Barbara Walters doc revisits savage interviews with Taylor Swift, Trump, the Kardashians and more
A new Hulu documentary is revisiting Barbara Walters' most scathing interviews throughout her decades-long career.
In a sneak peek trailer for 'Barbara Walters Tell Me Everything', released Wednesday, celebrities like Taylor Swift, the Kardashians and now-President Trump appear in footage highlighting the late broadcast journalist's most memorable sit downs.
At one point, Walters can be seen telling Swift, 'I know you don't want to talk about guys, and I won't push it, but how are you going to find anybody?'
Other scenes show the intrepid journalist savagely pointing out to the Kardashian family that they 'don't really act,' 'sing,' 'dance' or 'have any talent' — and calling out Trump for his widely perceived lack of 'humility.'
Elsewhere in the teaser, the documentary even re-explores the time Walters asked Courtney Love if she had ever done 'drugs in front of [her] child.'
The singer shares daughter Frances Bean, now 32, with late ex Kurt Cobain.
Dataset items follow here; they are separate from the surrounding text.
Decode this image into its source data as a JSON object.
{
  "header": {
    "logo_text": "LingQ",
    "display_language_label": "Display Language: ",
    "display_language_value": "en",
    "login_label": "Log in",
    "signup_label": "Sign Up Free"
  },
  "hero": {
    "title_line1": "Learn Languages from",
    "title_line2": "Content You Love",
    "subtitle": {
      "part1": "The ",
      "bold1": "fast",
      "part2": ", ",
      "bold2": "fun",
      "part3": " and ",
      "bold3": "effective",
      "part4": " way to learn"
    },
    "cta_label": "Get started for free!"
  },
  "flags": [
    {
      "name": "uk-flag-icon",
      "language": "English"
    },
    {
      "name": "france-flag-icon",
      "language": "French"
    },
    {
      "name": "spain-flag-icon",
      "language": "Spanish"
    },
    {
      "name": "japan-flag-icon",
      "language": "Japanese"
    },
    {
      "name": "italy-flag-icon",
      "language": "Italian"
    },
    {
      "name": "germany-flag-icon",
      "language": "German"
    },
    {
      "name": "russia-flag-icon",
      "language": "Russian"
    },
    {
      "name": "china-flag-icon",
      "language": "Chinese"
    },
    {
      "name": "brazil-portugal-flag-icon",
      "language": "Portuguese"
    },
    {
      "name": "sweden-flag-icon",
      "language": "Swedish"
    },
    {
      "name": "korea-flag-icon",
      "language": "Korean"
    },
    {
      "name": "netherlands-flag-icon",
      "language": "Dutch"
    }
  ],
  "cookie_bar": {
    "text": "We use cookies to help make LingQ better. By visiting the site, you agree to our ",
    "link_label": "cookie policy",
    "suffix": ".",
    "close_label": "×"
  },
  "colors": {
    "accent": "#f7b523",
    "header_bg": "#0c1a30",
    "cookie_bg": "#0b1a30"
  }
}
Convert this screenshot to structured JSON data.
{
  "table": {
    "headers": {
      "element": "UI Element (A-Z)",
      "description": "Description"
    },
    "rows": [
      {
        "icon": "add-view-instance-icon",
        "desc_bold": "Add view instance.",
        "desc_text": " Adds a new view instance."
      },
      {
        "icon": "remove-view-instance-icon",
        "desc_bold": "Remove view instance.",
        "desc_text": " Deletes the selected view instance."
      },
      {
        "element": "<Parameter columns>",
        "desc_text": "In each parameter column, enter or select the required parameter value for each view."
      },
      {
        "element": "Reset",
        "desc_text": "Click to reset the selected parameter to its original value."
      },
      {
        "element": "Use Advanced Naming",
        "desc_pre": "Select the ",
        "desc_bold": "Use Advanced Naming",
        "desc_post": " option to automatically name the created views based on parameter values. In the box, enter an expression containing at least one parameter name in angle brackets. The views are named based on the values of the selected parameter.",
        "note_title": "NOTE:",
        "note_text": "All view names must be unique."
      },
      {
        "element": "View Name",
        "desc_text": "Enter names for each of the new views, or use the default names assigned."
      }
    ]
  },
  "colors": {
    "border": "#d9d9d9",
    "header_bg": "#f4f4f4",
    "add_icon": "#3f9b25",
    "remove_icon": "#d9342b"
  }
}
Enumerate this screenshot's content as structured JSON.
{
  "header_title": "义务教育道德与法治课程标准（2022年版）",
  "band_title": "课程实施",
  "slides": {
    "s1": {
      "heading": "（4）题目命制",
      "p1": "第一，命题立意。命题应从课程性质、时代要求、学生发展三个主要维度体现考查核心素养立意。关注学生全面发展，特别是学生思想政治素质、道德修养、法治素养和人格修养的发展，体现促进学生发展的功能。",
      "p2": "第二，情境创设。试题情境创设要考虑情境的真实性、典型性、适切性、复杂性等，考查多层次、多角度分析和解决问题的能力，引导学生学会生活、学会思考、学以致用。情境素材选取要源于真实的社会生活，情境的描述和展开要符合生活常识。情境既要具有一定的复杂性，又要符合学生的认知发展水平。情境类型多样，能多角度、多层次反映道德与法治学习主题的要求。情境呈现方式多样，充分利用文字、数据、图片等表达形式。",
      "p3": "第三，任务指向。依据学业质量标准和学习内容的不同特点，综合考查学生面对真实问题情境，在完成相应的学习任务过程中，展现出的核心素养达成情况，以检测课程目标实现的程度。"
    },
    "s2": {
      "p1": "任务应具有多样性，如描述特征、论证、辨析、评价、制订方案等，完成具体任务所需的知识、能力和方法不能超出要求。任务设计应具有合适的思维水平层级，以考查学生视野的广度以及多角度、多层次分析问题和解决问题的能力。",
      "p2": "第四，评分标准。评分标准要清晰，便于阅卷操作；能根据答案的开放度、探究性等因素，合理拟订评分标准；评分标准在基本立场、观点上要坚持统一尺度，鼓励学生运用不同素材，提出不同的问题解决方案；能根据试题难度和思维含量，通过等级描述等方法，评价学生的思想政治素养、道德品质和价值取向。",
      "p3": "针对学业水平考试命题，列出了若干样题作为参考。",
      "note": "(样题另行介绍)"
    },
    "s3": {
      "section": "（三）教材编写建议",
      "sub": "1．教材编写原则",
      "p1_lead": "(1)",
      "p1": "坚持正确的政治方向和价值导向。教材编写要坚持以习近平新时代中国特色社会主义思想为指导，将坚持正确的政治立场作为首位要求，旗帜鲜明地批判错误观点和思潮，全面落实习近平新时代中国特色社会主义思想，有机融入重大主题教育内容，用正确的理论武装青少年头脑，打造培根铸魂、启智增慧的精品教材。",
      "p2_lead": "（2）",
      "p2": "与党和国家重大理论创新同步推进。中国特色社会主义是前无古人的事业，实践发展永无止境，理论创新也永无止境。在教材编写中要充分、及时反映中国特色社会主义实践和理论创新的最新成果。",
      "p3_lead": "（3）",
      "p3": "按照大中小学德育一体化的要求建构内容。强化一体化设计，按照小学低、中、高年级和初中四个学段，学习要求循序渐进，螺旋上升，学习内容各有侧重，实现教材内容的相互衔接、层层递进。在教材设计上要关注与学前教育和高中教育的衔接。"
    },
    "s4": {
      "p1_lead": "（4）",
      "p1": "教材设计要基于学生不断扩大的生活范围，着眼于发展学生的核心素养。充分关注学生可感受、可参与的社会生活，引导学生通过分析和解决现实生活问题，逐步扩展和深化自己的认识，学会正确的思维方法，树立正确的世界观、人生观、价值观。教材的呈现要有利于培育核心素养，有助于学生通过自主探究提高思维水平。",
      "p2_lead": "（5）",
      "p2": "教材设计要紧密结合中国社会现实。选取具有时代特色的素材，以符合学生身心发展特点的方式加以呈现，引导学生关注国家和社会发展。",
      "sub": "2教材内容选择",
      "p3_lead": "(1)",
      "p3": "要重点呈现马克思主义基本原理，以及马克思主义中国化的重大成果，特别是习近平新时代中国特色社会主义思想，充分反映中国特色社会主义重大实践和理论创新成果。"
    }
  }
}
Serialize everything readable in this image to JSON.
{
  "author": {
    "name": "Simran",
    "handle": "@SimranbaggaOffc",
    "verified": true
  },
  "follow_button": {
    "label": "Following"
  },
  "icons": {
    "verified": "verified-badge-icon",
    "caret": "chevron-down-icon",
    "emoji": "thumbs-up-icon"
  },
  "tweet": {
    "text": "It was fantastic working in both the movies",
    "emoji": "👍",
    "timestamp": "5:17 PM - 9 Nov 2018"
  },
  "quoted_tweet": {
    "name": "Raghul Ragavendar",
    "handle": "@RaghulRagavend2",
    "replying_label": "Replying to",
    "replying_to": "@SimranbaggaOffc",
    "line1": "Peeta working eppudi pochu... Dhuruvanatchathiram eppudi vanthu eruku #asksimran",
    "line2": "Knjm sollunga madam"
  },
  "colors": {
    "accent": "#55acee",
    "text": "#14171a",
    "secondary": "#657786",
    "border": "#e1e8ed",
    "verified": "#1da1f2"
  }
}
'No one ever got out totally unscathed,' Walters' former ABC News colleague, Cynthia McFadden, said in a confessional interview.
'She asked the question that nobody else had asked,' Oprah Winfrey added. 'And asked it in a way that always hit a nerve.'
The scene then cuts to a clip of the 'Color Purple' star, 71, being reduced to tears due to Walter's tense interview style.
The pioneering journalist, who collected many legendary accolades throughout her 50-year career, died at age 93 in December 2022.
But her voice lives on in the upcoming documentary, as throwback footage plays of Walters looking back on her own legacy in the media prior to her death.
As the first woman to ever anchor the evening news on a major network, she didn't attribute her success to her good looks.
'I was never beautiful,' she said in the clip. 'If I had been a dog, I mean, maybe they wouldn't have put me on television. But, I mean, nobody ever put me on because I was beautiful or glamorous.'
Instead, Disney CEO Robert Iger credited Walters' enterprising 'vision' as the impetus that propelled her career.
'She had a vision that celebrities are news, and she turned out to be right. They were newsmakers,' Iger, 74, shared.
'Whether it was her looks or her voice, just the fact that she was a woman, there were people that just didn't believe in her and she loved proving them wrong,' he continued. 'Her job was the love of her life.'
'Barbara Walters Tell Me Everything' begins streaming June 23 on Hulu.